Let's not forget, too: That exponential Google phone growth is occurring despite the fact that Google makes a miniscule selection of Pixel models compared to the competition. It simply isn't a parallel comparison.
- Samsung, for instance, moves huge numbers with its super-cheap, low-end phones. One of its current top-sellers is the rarely-acknowledged-in-tech-circles Galaxy A13 — an unambiguously awful device that sells for as little as $129.
- From a global perspective, the A13's predecessor was the sixth best-selling phone worldwide in 2021 and the only Samsung phone to crack the top 10 chart, according to Counterpoint Research.
- Google isn't even in that budget-level market.

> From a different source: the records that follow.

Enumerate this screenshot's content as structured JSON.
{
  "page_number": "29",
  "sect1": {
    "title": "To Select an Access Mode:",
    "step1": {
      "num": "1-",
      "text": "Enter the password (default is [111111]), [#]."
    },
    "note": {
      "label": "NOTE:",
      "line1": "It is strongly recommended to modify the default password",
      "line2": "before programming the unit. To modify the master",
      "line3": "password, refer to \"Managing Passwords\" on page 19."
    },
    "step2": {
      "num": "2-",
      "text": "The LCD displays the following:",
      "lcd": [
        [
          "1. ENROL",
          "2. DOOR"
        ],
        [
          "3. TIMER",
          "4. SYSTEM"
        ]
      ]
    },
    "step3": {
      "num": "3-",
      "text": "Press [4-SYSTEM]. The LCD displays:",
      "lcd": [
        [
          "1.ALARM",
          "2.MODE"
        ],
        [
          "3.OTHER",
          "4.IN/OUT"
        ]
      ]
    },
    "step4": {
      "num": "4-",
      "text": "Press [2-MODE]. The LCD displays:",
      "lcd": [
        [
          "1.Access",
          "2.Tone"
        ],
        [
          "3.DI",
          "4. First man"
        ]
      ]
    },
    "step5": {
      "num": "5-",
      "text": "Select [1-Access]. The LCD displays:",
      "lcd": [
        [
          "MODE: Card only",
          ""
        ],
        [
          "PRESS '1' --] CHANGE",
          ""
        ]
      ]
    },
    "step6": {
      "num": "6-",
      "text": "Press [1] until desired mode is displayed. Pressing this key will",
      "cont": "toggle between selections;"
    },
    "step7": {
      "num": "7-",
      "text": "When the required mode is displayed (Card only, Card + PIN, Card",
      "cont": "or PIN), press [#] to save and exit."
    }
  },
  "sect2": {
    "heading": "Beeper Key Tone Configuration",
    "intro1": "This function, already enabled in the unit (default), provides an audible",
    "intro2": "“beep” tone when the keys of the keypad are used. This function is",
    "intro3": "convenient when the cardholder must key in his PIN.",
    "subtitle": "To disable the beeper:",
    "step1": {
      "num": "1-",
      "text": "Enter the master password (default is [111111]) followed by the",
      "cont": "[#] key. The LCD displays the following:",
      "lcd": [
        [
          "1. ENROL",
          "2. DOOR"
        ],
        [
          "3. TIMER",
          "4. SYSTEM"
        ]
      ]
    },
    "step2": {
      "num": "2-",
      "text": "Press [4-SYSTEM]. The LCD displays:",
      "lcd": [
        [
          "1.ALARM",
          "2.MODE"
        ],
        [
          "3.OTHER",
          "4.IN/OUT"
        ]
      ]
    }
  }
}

Its cheapest Pixel model is the decidedly midrange Pixel 6a, which costs more than three times as much as that Galaxy budget clunker — at $450.
- And while Samsung currently lists 24 different device models as being available for purchase on its US-specific website, Google presently offers precisely three options: the Pixel 7, Pixel 7 Pro, and Pixel 6a.
And all of that's to say nothing of the limited geographical regions where Google's phones are sold, the limited retail store prominence those phones tend to receive compared to Samsung and Apple products, and the limited overall marketing Google engages in compared to its competitors.
When you take all of that into account, it's positively mind-boggling that Google's market share is growing at a pace that's roughly 58 times faster than Samsung's and 77 times faster than Apple's.
Signs suggest Google's goals for the new Pixel 7 and Pixel 7 Pro are even more ambitious, too, with supplier reports indicating the company's working to double its phone sales for 2023 compared to this current year.
When a company doesn't really want or expect to sell a device, it doesn't hammer out deals to have the thing sold in stores and promoted by major carriers — just like Google generally didn't back in the days of Nexus phones. It doesn't orchestrate Super-Bowl-sized ad campaigns or create resources like the "Pixel for Business" website, which goes into intricate detail about exactly why the latest Pixels are the best options for enterprises and small companies alike. And it certainly doesn't aim to double its sales from year to year and continue its trend of building both the brand and the ecosystem around its product at every possible path.
The Google Pixel trend connection
All said and told, it's impossible not to look at what's happening here and be reminded of a similar moment in mobile-tech history — a moment when a once-scrappy underdog slowly but consistently gained market share against all surface-level odds. Once again, in that moment, the tech-watching masses failed to look past those humble beginnings and see the forest for the trees.
That moment? The unassuming start of Android itself, way back in the early 2000s.
Some of us noted these same sorts of trends back then and were similarly ridiculed for daring to suggest the laughably small numbers of sales in those early years could one day add up to something, if the same sorts of patterns were to continue. It's not an entirely equal comparison, of course, but so much of the same logic applies. And once more, it's tough not to feel like we're still seeing only the tip of the iceberg with Google's ambitions and how far it could take this, if it manages to play its cards right.
So mark my words: Writing off the Pixel as a mere experiment or reference product is a major mistake. How far the Pixel line can go depends on how hard Google ends up pushing and how well it manages to overcome its ever-present challenge of widespread availability, effective marketing, and more than anything just making average people aware of its products' practical advantages.
But the potential is there. The trends are shaping up. And as anyone who's actually lived with a Pixel can tell you, Google's phones provide an exceptional real-world experience that no other device-maker — within Android or without — has the resources to match.
Google's laid the groundwork to do something really shape-shifting here. The only real question is where it goes next — and if it manages to maintain this momentum.